For two hours on Friday afternoons, medical students from the University of Arizona College of Medicine meet at a ranch just outside of Tucson, Arizona, to learn horsemanship exercises. Through these exercises, the students also learn something even more valuable -- more effective bedside manners.
Think of it as horse whisperer meets brain surgeon, explained Allan J. Hamilton, M.D., F.A.C.S., head of the UA Department of Surgery, when describing his unique way of teaching medical students how to communicate with their patients.
Dr. Hamilton, a Harvard-trained neurosurgeon specializing in brain and spinal cord tumors, created this course to help young physicians learn how to handle difficult moments such as when a parent needs to be told their child has died, or when a patient has to be told of a bad outcome on a test.
"I am not equating patients with horses," Dr. Hamilton stressed. "However, horses can teach us a great deal about nonverbal communication that is applicable to our interactions with patients."
Communication has become an essential component to patient care, Dr. Hamilton said.

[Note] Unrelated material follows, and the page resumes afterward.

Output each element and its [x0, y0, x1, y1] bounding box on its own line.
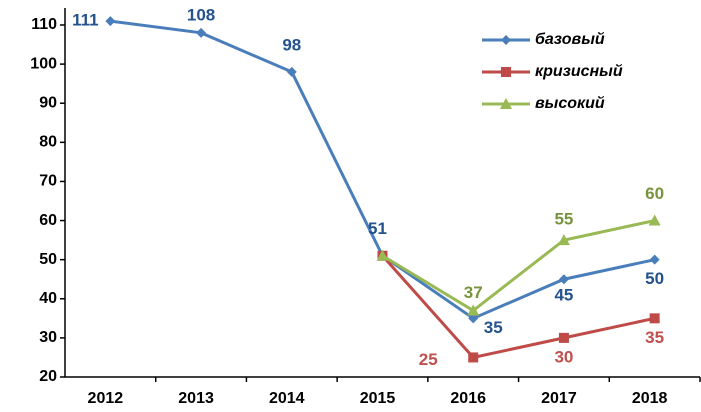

How health care professionals relate to their patients is as important as the medications they prescribe and the treatments they give.
"Horsemanship requires the understanding of body language and sensitivity," he said. "There is no endeavor that will more quickly and effectively teach you awareness of your own body language and energy level than learning the principles of working with horses. You learn patience, gentleness and a method of physically relating to patients that is nonverbal, effective and powerful."
The class is an elective offered this spring by the UA College of Medicine at the Arizona Health Sciences Center, a world-renowned research center with expertise in cancer, cardiovascular disease, imaging and rheumatic diseases. The Department of Surgery is nationally recognized for its research, patient care and academic achievement.